Addressing that issue we find a number of things happening. First off, the German high command had decided to forgo fully reinforcing Barbarossa's panzer divisions in order to pursue a number of competing and, in this author's opinion, questionable and secondary initiatives. For instance, they had been sending considerable numbers of replacement tanks to the Afrika Corp's two panzer divisions. An Afrika Corps that was at that time doing little more than fighting back and forth against the British and their Commonwealth Allies to see who could control Mussolini's strategically irrelevant Libyan colony. In addition, a larger number yet of Germany's surplus tanks had been redirected to equipping new armored formations being formed in the latter half of 1941, such as the 22nd, 23rd, and 24th Panzer Divisions. We also know additional tanks were delivered to Germany's Axis allies - albeit these deliveries included only 184 mostly obsolete models such as the Panzer 38(t). As to this last decision it must be said that it greatly bolstered the strength of Germany's allies and thus represented a wise and, given the numbers and quality of vehicles involved, cheap investment.

Taking all of these decisions together however, a larger picture emerges. For instance, in terms of our understanding, does it seem more likely that Germany lacked the productive capacity to maintain Barbarossa's existing panzer divisions (an idea backed by quantitative based theorists like Stahel) and a development that would mean every additional lost tank in Russia truly represented a slow creeping disaster Germany could not overcome? Or are we seeing that, on the other hand, the German high command had decided to divert resources elsewhere at the expense of the most important campaign in the Third Reich's history? The latter would fit within a qualitative based approach to the war's ouctome as it implicates the way Germany prosecuted the war as a primary factor in her defeat, not the fact that she was massively outproduced by the Allies and Soviet Union.

Now, going back and taking this information presented so far we can see in regards to the Ostheer's panzer divisions during the fall of 1941 that far from having shot their bolt the four panzergruppe's deployed in Russia still retained formidable strength when compared to their original complement of pre-Barbarossa panzers. Furthermore, the only thing in September of 1941 standing between the Ostheer's panzer division's fighting at 100% strength instead of roughly 75% strength in reality were the decisions made by Hitler and OKH/OKW in terms of how they allocated the output of German factories producing more than enough vehicles to keep the Ostheer's tank park fully supplied if that is what they had wanted to accomplish.
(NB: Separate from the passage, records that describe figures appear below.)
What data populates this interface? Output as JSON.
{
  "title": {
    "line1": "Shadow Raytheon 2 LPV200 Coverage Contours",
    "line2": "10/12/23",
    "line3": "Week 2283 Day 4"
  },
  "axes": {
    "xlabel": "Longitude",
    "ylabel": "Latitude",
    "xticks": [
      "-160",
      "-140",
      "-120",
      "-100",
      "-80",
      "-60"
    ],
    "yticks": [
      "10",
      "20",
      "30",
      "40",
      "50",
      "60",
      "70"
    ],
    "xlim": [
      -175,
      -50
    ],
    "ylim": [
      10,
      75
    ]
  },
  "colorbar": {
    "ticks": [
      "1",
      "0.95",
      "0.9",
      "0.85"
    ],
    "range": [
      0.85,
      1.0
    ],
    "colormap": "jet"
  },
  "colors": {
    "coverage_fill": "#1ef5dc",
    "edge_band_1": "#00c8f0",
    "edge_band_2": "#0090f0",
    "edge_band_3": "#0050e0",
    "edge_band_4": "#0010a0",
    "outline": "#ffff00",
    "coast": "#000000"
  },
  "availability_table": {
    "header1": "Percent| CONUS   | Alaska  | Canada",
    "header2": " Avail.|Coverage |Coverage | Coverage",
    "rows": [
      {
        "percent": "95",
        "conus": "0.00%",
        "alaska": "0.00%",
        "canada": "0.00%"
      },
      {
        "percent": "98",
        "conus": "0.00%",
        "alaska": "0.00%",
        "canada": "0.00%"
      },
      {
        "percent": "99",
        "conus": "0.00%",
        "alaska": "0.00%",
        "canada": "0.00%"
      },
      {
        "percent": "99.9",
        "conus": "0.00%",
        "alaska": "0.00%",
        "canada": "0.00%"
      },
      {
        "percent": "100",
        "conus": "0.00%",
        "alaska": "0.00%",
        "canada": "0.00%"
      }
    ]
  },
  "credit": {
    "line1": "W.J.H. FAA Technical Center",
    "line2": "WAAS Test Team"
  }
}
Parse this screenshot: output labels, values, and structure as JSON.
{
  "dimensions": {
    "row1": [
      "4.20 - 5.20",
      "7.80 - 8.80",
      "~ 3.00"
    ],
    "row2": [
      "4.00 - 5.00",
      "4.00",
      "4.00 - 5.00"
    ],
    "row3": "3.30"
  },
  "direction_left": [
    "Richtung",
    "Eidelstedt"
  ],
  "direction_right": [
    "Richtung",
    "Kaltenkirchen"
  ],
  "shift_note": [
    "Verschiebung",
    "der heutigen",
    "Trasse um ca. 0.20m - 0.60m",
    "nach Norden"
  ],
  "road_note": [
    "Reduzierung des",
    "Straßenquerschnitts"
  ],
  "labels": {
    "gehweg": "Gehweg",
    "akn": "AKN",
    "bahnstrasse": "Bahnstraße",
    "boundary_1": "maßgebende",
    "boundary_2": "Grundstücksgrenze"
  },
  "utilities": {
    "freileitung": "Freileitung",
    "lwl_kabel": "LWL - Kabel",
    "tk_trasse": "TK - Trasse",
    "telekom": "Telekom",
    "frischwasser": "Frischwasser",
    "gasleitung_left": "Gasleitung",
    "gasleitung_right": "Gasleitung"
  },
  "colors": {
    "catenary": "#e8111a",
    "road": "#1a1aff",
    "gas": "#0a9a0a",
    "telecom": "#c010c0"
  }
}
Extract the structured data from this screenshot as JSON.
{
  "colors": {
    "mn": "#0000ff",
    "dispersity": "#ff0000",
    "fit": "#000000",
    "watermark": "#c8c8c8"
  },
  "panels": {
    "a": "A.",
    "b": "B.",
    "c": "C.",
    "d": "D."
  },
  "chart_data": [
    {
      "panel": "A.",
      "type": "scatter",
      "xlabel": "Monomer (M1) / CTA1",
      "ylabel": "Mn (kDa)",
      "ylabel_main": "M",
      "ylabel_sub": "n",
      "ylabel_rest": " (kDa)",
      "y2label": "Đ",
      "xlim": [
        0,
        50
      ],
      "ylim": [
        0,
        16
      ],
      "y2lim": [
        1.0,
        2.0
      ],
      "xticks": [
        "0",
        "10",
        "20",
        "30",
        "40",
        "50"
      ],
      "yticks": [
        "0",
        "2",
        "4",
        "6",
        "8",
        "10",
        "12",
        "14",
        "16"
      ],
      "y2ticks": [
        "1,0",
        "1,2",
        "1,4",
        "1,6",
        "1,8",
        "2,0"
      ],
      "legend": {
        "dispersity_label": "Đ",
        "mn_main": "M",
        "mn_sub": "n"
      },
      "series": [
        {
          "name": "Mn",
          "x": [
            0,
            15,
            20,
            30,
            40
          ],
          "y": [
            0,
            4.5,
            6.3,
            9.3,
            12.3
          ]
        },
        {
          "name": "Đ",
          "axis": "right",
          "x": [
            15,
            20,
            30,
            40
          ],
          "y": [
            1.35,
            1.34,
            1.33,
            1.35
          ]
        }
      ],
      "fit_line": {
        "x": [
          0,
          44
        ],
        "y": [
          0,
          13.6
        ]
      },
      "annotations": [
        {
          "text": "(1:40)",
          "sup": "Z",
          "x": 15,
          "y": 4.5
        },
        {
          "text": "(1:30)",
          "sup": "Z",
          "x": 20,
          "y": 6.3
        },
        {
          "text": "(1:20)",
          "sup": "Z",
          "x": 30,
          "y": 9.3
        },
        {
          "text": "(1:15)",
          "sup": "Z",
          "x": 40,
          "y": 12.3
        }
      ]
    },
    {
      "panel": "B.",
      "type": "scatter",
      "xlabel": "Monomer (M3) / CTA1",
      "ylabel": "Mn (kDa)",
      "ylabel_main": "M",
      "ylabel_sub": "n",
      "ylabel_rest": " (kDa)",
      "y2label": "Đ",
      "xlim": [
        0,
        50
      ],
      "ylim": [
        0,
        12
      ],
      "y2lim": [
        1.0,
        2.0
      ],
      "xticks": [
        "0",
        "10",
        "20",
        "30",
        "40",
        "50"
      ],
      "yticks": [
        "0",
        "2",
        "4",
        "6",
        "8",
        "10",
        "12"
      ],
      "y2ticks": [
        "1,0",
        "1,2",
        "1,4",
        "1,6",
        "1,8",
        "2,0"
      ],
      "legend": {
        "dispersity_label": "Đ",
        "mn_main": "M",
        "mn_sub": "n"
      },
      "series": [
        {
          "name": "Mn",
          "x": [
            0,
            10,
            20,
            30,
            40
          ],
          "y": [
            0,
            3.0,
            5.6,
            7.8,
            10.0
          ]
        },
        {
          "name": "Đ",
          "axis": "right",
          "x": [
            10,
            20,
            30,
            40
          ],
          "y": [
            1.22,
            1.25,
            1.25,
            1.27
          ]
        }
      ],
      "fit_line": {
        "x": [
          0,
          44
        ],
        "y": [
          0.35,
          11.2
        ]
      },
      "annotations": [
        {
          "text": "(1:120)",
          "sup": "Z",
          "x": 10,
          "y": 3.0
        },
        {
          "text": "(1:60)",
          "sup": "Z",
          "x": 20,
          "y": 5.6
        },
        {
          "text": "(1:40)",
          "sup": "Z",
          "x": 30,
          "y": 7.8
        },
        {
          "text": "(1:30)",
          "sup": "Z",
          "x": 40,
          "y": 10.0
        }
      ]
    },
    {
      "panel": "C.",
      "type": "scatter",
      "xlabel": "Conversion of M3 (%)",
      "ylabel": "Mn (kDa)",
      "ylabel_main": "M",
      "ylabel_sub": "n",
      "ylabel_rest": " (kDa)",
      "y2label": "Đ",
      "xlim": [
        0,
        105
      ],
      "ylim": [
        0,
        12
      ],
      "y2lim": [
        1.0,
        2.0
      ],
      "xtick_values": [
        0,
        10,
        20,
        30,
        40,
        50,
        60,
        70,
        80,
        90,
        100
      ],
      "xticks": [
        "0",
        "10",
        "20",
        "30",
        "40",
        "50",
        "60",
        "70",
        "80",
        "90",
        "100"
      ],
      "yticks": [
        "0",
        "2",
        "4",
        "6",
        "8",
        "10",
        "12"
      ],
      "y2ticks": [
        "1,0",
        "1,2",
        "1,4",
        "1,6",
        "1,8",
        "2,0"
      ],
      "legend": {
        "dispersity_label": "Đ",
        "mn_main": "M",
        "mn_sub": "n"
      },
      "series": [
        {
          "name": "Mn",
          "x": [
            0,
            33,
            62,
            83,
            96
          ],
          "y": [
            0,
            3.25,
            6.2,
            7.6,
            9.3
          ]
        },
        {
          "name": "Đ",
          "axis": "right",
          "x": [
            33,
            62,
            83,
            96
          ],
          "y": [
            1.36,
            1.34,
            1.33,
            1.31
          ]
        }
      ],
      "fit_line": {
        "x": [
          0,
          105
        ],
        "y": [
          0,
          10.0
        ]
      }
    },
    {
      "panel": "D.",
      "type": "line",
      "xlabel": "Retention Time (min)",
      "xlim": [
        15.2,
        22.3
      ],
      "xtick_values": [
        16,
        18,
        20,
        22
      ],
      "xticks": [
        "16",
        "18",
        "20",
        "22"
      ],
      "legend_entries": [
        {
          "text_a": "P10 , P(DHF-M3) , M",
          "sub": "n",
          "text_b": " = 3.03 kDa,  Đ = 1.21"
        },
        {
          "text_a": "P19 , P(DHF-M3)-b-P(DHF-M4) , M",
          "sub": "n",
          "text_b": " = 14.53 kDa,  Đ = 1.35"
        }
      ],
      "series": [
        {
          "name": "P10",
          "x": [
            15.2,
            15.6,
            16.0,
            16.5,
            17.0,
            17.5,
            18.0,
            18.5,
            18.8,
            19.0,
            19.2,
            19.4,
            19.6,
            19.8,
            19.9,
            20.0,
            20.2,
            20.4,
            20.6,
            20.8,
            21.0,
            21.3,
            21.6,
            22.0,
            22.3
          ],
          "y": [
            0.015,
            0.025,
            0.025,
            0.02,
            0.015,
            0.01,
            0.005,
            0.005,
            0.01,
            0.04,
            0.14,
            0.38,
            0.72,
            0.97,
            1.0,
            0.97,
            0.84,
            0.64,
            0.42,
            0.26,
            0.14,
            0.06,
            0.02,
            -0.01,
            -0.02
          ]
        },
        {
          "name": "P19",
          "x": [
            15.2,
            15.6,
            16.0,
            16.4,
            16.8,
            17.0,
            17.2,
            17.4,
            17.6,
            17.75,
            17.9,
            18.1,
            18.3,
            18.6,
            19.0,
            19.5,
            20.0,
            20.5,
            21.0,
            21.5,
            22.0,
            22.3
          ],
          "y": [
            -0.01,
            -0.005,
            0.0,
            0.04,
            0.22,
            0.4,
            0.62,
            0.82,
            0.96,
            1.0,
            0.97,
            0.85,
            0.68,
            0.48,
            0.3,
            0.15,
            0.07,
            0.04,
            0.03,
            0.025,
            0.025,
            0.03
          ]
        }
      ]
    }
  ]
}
All of which is indicative not of a Wehrmacht being ground into the dust under the weight of Allied and Soviet numerical superiority as postulated by brute force advocates such as David Stahel, but a German high command whose own decision making was undermining the Axis war effort from within. All of which once again leads us back to the fact that the numbers game many use to show the hopelessness of the German position doesn't add up. Nor does it work for producing a better understanding for why the Second World War ended as it did.